The idea for making Bombay Dreams sound more like a movie is largely due to Andrew Lloyd Webber's record producer Nigel Wright, who saw the movie Moulin Rouge and convinced Lord Lloyd Webber — the show's producer — that Bombay Dreams should sound cinematic in some scenes but like a traditional stage musical in others. “The biggest singular challenge was figuring out which numbers would work in surround and which wouldn't,” Potter says. “In simple terms, a bass drum that is playing in constant rhythm will not work in surround because you can only time align your system and subsystems for the audience members in front.”

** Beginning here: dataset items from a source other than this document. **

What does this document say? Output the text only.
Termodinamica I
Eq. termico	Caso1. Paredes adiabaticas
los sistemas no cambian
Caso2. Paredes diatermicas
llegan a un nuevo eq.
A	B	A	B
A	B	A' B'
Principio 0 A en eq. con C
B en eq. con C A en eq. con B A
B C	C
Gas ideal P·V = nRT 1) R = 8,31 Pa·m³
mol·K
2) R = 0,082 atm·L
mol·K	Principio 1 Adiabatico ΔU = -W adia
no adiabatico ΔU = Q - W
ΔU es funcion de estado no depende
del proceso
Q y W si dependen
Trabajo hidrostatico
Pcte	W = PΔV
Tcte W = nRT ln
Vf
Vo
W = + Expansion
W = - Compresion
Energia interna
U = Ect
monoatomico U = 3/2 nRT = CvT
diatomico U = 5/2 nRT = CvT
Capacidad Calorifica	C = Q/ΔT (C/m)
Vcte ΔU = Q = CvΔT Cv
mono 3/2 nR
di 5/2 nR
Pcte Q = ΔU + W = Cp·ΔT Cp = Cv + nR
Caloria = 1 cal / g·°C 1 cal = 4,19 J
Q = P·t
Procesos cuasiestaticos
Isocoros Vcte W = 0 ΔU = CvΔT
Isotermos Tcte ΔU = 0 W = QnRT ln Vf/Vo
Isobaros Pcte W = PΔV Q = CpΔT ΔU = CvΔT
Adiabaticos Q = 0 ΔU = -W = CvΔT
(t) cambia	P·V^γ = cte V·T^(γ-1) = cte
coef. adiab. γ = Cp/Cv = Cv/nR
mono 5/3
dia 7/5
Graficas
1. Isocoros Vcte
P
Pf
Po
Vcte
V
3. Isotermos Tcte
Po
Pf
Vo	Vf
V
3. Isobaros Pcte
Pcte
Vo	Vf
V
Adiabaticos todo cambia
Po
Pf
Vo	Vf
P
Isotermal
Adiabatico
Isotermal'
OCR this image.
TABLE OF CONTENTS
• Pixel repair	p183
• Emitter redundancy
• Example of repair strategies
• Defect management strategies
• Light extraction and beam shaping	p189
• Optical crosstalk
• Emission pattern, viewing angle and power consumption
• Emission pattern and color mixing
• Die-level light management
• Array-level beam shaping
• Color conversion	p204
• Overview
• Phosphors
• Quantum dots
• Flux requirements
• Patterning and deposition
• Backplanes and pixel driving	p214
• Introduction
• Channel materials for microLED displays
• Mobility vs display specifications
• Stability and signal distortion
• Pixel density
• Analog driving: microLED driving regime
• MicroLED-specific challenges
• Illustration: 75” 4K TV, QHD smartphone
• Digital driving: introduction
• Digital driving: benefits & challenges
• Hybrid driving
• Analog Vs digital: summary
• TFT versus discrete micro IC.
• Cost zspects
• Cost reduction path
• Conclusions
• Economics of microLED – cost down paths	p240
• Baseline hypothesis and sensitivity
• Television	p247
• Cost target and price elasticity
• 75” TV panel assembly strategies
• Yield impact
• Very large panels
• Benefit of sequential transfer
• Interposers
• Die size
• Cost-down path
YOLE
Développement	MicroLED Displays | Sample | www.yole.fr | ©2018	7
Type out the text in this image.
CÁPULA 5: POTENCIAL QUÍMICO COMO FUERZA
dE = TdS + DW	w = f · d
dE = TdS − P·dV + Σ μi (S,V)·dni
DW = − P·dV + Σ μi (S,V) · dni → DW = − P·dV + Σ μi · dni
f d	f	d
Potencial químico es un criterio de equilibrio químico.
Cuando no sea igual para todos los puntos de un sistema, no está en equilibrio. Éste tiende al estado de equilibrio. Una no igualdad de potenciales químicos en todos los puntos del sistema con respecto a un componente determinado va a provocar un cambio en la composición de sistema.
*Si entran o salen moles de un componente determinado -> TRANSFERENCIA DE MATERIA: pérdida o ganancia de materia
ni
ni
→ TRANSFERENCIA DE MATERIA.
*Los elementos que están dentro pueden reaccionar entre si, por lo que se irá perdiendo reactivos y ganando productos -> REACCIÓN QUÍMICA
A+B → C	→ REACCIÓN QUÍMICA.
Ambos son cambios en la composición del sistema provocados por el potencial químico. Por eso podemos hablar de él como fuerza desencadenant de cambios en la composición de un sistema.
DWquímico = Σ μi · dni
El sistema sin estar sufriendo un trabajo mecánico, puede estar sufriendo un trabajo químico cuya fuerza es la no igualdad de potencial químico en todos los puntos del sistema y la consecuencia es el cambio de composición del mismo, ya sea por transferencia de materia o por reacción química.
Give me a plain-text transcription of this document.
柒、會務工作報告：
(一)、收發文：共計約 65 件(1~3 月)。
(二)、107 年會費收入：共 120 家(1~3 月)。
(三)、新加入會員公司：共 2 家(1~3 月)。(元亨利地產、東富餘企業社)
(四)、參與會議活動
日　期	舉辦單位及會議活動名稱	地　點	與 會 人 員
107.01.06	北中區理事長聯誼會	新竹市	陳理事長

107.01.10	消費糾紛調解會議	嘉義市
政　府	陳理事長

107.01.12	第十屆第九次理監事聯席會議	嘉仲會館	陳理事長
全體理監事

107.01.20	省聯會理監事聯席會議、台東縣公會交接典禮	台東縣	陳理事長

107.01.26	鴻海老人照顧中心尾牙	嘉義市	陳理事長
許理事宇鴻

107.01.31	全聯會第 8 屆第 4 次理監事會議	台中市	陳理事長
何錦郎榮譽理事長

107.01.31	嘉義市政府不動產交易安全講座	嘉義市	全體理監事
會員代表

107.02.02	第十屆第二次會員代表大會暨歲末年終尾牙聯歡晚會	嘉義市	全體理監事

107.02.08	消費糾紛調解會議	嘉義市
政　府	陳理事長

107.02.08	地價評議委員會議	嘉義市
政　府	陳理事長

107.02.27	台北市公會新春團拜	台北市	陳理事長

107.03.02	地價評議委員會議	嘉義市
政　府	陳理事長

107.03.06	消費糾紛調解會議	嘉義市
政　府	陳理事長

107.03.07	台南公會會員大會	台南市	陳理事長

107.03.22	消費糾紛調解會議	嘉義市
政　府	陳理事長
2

Songs that work better in surround sound are those that are not so timing-dependent, such as strings, keyboards, and so on. Mixing the Broadway version of the show was a tad easier, then, as there were nine strings added to the orchestra, which also lends itself even more to the big Bollywood sound so prevalent in the show.

The speakers in the main proscenium of the theatre are Meyer M2Ds, while Meyer CQ1s and CQ2s take on the clusters and the near-fill. All of the small speakers, including the surround sound and the delays, were either d&b audiotechnik EE-0s or E3s.

To further rock the house of the Broadway Theatre, two of the boxes house percussionists on either side of the stage, a setup that provided Potter with another set of mixing challenges. “They obviously have to play with the orchestra — which is separate — as well as along with each other,” he explains. “And they are very loud acoustically. The way around that was that I fed them gradually into the systems that were further away from them. If you're near them, you hear them virtually acoustically. The further away you sit from them, the more of them you hear through the sound system, which seemed to be the only way to treat them really.”

Since Bombay Dreams deals with a slum boy who rises to fame and fortune making Bollywood movies, it was integral to the show to have a scene that echoes those movies' overblown theatricality. That scene is during the song “Shakalaka Baby,” where the cast cavorts among the jets of a massive water fountain on stage. The song, however, is part of the movie within the musical so it's pre-recorded. The main issue with this number is to have two versions running in-sync with one another in the event the first one fails. However, the big issue with the song is all that water! Potter says that the two principals — who must sing a lengthy love song in the next scene — actually have two mics with plastic “shower caps” on them that they pull off at the end of the number. Only in Bollywood.